NVlabs / A-ViT

Official PyTorch implementation of A-ViT: Adaptive Tokens for Efficient Vision Transformer (CVPR 2022)
Apache License 2.0
147 stars 13 forks source link

Unable to Reproduce top-1 Accuracy #5

Open mehtadushy opened 2 years ago

mehtadushy commented 2 years ago

Hi

I trained avit_tiny with the provided hyperparameters, and the validation accuracy on Imagenet is only 68.2% instead of the reported 71.4%.

Could you please let me know what hyperparameters to use to reproduce the results in the paper.

hongxuyin commented 2 years ago

Hi mehtadushy, thanks for letting us know. This set yields the accuracy of the provide checkpoint. Can you share your training environment and the exact code you run?

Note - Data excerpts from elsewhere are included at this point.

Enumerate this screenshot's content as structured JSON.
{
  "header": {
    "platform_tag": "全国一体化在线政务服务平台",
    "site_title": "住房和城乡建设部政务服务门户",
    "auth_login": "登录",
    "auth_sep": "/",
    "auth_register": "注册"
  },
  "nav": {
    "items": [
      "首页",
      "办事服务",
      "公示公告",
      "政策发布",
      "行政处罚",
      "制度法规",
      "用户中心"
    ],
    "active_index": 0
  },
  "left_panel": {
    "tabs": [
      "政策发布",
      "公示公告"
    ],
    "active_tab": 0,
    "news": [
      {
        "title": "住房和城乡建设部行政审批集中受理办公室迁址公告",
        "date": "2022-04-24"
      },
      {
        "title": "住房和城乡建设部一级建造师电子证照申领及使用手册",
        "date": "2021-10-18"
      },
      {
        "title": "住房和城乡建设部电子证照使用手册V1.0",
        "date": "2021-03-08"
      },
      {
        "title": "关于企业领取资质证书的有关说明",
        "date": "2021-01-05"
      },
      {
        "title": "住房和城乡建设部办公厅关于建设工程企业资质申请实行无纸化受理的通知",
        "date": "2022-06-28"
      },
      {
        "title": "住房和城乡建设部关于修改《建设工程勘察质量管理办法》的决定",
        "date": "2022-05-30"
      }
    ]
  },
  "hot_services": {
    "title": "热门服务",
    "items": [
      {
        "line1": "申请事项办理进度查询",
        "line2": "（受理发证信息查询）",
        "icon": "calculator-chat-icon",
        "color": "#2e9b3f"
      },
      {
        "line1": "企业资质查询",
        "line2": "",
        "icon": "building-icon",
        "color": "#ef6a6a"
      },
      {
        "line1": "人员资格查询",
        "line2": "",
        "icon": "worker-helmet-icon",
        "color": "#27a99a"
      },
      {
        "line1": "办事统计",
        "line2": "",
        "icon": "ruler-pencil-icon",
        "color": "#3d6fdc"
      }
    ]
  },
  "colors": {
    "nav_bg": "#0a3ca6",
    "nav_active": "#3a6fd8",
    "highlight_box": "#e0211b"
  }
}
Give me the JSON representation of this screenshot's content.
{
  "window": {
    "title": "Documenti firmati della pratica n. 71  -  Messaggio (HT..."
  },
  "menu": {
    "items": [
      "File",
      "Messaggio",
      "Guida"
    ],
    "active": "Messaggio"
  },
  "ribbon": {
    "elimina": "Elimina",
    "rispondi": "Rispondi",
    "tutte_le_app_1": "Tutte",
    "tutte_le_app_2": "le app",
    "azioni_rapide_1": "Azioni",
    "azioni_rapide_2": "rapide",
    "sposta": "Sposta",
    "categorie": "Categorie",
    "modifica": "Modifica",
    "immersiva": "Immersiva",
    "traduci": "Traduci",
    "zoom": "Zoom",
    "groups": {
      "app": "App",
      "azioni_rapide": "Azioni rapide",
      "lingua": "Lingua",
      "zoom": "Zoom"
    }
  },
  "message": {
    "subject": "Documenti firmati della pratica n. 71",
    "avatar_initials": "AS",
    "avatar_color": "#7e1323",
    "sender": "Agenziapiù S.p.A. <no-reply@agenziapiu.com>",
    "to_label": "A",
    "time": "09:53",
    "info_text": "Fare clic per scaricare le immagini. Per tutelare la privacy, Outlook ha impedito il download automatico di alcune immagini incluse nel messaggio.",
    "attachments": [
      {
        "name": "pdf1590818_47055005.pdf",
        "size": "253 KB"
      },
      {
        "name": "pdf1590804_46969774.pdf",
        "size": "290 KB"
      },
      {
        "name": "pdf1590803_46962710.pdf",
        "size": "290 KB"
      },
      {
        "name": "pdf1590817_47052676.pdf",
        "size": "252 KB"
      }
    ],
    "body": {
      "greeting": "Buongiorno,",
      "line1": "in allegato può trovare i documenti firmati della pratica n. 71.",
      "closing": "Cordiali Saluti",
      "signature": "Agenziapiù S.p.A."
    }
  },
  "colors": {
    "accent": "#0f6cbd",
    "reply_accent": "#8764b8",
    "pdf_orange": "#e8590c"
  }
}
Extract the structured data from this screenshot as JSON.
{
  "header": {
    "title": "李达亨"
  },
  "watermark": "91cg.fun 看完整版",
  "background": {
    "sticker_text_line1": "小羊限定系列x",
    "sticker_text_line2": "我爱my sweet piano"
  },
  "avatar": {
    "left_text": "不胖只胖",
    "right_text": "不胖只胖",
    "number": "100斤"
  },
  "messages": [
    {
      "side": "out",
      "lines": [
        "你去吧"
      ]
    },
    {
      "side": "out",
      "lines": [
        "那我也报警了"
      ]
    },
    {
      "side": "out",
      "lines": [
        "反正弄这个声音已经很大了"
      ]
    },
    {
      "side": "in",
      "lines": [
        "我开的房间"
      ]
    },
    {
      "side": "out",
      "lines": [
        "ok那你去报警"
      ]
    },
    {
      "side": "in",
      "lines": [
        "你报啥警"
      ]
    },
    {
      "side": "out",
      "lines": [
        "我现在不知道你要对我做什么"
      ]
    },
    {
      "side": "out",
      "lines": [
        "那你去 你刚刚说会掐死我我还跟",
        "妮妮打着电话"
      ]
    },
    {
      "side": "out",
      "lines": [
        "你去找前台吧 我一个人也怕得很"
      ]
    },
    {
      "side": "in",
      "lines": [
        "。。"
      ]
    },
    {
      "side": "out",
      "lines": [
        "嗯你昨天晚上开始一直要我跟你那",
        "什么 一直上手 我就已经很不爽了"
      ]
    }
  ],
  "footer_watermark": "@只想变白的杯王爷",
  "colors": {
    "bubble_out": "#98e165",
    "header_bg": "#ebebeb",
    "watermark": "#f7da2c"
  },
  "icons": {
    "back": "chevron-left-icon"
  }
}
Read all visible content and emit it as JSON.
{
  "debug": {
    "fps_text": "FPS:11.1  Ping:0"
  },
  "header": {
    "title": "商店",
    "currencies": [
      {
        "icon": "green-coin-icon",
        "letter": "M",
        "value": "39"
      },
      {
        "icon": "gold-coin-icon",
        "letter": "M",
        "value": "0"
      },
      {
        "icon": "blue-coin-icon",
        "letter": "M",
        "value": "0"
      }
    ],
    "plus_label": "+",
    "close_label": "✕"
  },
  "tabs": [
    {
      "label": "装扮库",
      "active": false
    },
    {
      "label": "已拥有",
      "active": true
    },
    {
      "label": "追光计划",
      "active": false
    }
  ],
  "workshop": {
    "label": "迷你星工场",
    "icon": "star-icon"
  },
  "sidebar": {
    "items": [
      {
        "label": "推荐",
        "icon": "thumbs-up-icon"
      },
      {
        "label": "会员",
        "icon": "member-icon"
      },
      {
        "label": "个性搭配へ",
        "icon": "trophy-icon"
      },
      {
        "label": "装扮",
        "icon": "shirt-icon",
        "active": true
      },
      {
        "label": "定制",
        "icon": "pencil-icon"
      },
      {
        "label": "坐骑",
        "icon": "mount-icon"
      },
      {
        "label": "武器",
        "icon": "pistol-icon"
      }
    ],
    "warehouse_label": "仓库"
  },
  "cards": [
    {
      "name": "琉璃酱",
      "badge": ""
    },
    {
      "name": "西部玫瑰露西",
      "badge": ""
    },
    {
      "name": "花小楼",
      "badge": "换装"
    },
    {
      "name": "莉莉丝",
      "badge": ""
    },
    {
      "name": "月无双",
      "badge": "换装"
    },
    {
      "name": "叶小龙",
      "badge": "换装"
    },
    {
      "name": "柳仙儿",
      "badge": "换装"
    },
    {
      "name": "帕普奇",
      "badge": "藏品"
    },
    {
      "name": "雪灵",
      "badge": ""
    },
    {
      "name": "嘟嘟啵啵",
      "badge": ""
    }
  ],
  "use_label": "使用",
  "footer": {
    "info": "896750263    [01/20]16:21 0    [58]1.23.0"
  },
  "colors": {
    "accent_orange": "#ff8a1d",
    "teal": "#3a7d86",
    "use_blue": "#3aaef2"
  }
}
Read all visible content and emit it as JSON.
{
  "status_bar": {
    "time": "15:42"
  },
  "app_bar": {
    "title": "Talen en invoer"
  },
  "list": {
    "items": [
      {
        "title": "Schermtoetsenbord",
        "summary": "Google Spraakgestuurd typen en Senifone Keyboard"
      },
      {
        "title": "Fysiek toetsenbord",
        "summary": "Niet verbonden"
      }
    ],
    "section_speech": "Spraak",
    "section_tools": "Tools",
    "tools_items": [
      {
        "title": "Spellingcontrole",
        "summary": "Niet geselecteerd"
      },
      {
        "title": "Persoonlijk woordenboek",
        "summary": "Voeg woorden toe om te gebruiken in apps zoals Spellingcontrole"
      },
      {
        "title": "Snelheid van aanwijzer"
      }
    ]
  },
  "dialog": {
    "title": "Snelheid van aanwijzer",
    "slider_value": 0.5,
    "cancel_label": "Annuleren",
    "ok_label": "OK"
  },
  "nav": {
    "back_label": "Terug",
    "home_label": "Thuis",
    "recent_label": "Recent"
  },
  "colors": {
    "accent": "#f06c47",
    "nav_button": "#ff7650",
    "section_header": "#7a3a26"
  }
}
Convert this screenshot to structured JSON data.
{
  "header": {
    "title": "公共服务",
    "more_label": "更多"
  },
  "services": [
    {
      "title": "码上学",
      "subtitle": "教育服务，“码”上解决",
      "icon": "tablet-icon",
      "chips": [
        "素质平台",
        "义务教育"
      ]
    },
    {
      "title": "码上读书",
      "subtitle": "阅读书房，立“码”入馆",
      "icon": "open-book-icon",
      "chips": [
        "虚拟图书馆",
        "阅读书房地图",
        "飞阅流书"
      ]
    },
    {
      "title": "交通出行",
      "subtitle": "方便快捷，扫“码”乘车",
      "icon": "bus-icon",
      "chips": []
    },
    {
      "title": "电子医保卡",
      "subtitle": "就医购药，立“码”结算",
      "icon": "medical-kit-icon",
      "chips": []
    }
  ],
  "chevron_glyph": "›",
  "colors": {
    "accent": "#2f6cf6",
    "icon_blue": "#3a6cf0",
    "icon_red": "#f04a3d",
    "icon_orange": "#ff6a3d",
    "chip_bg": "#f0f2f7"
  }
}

mehtadushy commented 2 years ago

I am using Pytorch 1.9. I can reproduce the reported numbers for avit_tiny if I use avit_small batch size hyperparameters, but the numbers are still different. I get 72.1 for avit_tiny, 79.4 for avit_small, and the deit baseline is 79.9, not 78.9 as reported in the paper. I do not know whether the higher avit_small/tiny performance in my retraining is due to a difference in flops or something else. Would you be able to share the code for flop calculation for this model?